How does TorchServe work under the hood? If I send a request with hundreds of images, say, 600, will TorchServe take all in or take only whatever portion it can take? Or will it automatically partition the request (say, take 300 the first time, then take the rest 300)?

Torchserve has a number of workers each of which can take some amount of requests depending on the batch size and max batch delay. When you make a request to torchserve, your request gets added to a queue that's then popped to the next available worker in a round robin fashion

Hegelim commented 2 years ago

Thank you so much for the comment!

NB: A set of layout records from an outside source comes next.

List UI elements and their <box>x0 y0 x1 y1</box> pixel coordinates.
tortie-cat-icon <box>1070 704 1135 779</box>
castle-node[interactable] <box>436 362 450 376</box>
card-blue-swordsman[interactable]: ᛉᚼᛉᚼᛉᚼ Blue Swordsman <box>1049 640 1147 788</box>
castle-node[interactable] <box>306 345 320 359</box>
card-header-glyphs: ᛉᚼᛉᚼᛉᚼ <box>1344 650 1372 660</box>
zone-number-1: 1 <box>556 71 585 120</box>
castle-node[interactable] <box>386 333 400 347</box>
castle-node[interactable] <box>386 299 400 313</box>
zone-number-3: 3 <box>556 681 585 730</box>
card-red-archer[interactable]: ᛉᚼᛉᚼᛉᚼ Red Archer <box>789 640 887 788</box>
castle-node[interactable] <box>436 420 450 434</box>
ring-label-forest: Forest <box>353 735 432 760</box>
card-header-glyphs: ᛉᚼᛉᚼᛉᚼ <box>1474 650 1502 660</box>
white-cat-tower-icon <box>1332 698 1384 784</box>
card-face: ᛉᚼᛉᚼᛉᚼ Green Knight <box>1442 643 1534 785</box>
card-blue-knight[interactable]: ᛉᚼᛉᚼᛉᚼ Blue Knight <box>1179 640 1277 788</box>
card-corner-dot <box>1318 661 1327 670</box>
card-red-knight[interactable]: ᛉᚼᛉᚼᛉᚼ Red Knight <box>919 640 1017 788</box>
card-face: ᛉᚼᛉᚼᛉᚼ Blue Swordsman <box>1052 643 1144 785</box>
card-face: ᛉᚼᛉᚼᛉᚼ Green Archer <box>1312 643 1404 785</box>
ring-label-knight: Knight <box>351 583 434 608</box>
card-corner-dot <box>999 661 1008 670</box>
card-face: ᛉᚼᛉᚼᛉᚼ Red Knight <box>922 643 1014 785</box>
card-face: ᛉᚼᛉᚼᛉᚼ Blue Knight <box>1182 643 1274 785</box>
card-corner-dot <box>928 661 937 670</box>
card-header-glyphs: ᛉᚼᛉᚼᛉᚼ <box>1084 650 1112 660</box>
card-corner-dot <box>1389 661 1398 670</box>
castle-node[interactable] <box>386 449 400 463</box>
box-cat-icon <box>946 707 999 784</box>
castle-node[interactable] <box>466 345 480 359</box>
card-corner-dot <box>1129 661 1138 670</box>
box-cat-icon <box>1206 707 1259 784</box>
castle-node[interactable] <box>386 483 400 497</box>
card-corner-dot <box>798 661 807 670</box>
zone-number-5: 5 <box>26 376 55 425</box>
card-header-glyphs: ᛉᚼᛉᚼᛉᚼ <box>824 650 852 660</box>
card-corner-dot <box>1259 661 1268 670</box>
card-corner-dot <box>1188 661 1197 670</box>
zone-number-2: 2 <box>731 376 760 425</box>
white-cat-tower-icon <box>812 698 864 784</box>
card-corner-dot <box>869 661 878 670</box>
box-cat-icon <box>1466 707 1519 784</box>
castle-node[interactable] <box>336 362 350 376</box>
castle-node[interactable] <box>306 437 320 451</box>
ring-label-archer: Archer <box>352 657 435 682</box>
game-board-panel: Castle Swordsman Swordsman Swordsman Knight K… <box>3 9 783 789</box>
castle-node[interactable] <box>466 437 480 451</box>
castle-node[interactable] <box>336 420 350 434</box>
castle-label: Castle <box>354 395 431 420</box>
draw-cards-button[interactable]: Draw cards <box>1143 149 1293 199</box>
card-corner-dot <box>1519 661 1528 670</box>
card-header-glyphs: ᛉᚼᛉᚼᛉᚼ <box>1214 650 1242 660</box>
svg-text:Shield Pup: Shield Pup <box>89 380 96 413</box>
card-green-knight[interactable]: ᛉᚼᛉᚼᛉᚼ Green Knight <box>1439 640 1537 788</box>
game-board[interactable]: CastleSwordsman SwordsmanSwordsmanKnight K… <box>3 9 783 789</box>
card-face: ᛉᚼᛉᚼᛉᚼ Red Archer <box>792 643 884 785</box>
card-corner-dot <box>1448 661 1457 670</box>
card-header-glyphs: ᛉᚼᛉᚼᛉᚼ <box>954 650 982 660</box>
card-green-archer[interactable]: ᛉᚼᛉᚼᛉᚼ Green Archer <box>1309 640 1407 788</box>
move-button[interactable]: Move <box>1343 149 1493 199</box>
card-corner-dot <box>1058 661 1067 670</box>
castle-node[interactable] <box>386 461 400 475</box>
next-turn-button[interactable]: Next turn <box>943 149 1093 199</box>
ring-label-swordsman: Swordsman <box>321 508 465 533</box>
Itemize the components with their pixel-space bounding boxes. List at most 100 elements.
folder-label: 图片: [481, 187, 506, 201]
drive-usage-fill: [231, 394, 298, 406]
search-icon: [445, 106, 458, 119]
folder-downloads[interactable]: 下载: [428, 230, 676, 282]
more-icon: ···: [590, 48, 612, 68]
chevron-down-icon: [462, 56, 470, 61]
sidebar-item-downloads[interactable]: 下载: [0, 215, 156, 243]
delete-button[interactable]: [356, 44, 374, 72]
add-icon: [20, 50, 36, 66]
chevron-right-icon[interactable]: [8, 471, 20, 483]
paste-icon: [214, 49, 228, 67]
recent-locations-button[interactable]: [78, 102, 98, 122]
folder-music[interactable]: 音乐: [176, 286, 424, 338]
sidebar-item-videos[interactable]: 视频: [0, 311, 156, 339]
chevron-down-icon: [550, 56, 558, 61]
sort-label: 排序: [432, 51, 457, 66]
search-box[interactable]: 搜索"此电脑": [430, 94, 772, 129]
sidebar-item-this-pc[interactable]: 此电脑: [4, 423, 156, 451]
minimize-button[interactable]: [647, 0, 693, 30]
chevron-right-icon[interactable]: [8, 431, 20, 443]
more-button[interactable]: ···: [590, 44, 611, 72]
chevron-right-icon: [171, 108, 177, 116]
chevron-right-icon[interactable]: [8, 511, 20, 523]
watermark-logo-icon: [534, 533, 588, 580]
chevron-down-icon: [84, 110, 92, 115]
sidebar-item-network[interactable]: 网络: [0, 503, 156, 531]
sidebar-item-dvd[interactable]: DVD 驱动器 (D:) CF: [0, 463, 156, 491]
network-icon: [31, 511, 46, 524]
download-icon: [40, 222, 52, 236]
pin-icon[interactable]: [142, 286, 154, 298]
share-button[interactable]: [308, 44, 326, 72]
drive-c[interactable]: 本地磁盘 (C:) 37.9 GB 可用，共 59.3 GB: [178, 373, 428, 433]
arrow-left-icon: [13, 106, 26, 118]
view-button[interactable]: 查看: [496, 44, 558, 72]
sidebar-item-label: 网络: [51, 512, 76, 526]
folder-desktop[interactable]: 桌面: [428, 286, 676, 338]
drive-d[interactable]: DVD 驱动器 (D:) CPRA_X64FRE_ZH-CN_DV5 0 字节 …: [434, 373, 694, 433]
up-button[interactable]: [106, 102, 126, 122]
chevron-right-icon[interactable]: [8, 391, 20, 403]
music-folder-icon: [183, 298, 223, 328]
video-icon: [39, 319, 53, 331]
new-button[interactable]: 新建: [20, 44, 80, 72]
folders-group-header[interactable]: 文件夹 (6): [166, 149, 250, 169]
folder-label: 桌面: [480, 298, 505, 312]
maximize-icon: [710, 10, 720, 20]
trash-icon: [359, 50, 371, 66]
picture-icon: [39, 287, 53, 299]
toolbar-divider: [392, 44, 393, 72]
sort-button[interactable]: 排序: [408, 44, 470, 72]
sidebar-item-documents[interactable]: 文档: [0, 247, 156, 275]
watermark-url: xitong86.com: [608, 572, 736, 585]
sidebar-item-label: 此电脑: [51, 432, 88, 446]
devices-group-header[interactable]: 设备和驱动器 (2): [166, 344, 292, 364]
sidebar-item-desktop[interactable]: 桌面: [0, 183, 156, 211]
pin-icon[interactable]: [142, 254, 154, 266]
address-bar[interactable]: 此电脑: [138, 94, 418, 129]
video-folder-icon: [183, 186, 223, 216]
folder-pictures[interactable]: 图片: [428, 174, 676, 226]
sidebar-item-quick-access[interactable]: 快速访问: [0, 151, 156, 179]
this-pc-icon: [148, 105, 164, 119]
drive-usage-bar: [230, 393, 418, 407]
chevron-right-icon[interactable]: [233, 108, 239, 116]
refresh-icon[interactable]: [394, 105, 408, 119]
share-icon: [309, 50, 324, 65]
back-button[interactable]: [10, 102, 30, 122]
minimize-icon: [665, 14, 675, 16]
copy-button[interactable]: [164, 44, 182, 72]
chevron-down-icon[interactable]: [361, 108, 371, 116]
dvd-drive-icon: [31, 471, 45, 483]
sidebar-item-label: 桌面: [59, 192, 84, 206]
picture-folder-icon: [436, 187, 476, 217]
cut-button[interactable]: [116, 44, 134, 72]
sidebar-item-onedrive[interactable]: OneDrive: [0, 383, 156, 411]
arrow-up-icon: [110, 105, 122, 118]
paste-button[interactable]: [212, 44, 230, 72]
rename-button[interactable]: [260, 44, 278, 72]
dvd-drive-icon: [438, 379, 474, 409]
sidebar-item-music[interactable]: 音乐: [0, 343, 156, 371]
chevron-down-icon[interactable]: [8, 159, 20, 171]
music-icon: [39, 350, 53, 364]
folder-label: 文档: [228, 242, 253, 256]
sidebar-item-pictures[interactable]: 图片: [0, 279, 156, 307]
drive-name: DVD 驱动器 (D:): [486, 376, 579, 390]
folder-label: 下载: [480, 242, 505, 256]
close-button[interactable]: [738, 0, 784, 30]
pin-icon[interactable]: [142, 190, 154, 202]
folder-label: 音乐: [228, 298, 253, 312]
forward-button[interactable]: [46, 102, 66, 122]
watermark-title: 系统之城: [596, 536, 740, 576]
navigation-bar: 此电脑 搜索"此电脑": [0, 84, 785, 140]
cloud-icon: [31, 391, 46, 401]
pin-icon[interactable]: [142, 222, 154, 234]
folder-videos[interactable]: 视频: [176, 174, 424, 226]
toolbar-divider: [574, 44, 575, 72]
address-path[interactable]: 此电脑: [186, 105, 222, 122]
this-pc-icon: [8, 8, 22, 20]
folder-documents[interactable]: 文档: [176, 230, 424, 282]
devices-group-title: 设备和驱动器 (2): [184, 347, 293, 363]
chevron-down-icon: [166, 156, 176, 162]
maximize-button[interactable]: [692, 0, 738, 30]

I tried re-writing my code using asyncio and aiohttp and the python file looks like below

import aiohttp
import asyncio
import time

start_time = time.time()

async def get_res(session, url, image):
    with open(image, "rb") as f:
        async with session.post(url, data={"data": f}) as resp:
            res = await resp.text()
            return res

async def main():

    connector = aiohttp.TCPConnector(limit=1000)

    async with aiohttp.ClientSession(connector=connector) as session:

        tasks = []
        url = 'http://localhost:8080/predictions/ABINet'
        for i in range(611):
            image = f"images/forms/{i}.png"
            tasks.append(asyncio.ensure_future(get_res(session, url, image)))

        original_images = await asyncio.gather(*tasks)
        for img in original_images:
            print(img)

asyncio.run(main())
print(f"Time: {time.time() - start_time}")

However, the issue of GPU usage still remains - each call of this python file will boost the GPU memory usage, by the end of 2nd call my GPU is already full. Am I doing this in the right way?

msaroufim commented 2 years ago

I need to take a closer look at how asyncio works (I haven't used it much) I suspect a request is not freeing the resources that it's grabbing. Typically for these quick experiments the team uses postman https://github.com/pytorch/serve/tree/master/test#adding-tests

That said I've been meaning to come up with a good asyncio example for a while now so will let you know when we prioritize it

anishchhaparwal commented 2 years ago

Facing the same issue as @Hegelim. GPU memory usage keeps increasing post each inference batch.

TzeSing commented 1 year ago

I encounter the same problem, the memory does not release after the requests completed

mmeendez8 commented 1 year ago

Same here, I created my own script with asyncio and observe a similar effect.

The GPU memory remains occupied even after processing all the requests, posing a challenge in accurately measuring GPU utilization and determining the optimal batch size and timeout configuration.

I am going to try with Apache benchmark now as pointed in the Model Server Benchmarking since it provides some good plots that might be useful

PD: Before seeing this thread I was assuming the problem was related with how torch was handling the cache: https://pytorch.org/docs/stable/notes/cuda.html#memory-management

I attach the script I was using in case in can be useful. It uses asyncio and httpx.

import asyncio
from httpx import AsyncClient

async def inference_frames(batch_size: int, url: str):

    async with AsyncClient() as client:

        tasks = []

        for _ in range(batch_size):
            payload = dict(data=IMAGE)
            tasks.append(client.post(url=url, json=payload))

        return await asyncio.gather(*tasks)

# batch_size = number of requests we send concurrently
results = asyncio.run(inference_frames(batch_size=10, url='http://localhost:8080/predictions/ABINet'))
OmniaZayed commented 4 months ago

Hi, I wonder if there are any updates on this. I am facing the same problem when sending a large request to the served model. The GPU memory is not released after the request(s) are completed, leading to a CUDA out of memory error for subsequent requests with code 507.